Dennis Lee Bieber <wlfraed at ix.netcom.com> wrote:
> > code goo.last than goo[-1].  For an analogy, consider, in Python,
> > somestr.startswith('glab') as a more readable equivalent of
> > somestr[:4]=='glab' -- the "why add?" question is easily answered,
> Using constants for the example does obscure things a bit...

A little, yes, and I do agree that writing len('glab') rather than the
"magic number" constant 4 would make things clearer, as in your example:

>  if somestr[:len(needle)] == needle:

This is definitely more readable, and the same would apply if I tested
somestr[:len('glab')] == 'glab' -- the key point being that one knows
where that slice limit comes from, rather than having to guess.

But that doesn't really change the main point, that Python does offer
redundant ways to perform several tasks -- a general one (often based on
slicing) and a specialized one with a readable name -- as in this
example and several others I brought.  Yet another: you could always use
the more general 'extend' method to add just one element, via
somelist.extend([element]), but the more readable synonym
somelist.append(element) is also offered (and becomes thereby "the
obvious way" to perform this common task).  Having a '.last' property to
perform just the same task as a [-1] indexing is not a very different
concept -- I'm not saying it's obviously right, but criticizing it as
"obviously wrong" because of the [-1]-indexing equivalence is, IMHO, a
very misplaced viewpoint.  Much like I prefer using list(alist) to make
a copy (more readable), rather than the concise idiom alist[:] based on
slicing, I might well prefer to use alist.last rather than alist[-1], if
I had a choice (which doesn't mean I'd rather have a choice -- I think
that Python made the right tradeoff here, as in many other cases, but by
a very thin margin in this one case, IMHO).

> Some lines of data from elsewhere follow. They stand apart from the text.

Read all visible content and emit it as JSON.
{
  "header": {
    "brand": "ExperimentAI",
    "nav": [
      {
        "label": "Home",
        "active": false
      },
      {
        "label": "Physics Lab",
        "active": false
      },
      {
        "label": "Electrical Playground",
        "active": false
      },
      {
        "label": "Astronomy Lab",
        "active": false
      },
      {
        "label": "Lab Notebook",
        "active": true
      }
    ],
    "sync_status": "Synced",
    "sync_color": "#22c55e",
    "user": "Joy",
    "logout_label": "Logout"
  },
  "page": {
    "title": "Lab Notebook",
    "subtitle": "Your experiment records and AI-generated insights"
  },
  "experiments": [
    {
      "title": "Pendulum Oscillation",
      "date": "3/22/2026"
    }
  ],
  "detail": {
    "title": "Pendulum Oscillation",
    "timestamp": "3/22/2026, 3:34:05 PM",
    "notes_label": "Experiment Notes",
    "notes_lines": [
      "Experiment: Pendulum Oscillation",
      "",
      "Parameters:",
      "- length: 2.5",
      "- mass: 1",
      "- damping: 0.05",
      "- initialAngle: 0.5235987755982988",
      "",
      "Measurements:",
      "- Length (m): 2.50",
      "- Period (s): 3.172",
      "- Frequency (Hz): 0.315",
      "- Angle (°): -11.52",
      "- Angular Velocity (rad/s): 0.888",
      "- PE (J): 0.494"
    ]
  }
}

That some (not all) of the numerous "general idioms" for which Python
offers more readable synonyms may require (or at least be best expressed
with) some len(...) call is hardly a big sub-issue -- some do, like e.g.
L[len(L):]=... as the equivalent of L.extend(...), some don't, like e.g.
del L[a:b] as the equivalent of L[a:b]=[], and yet the "alternative
readable synonym" gets offered anyway.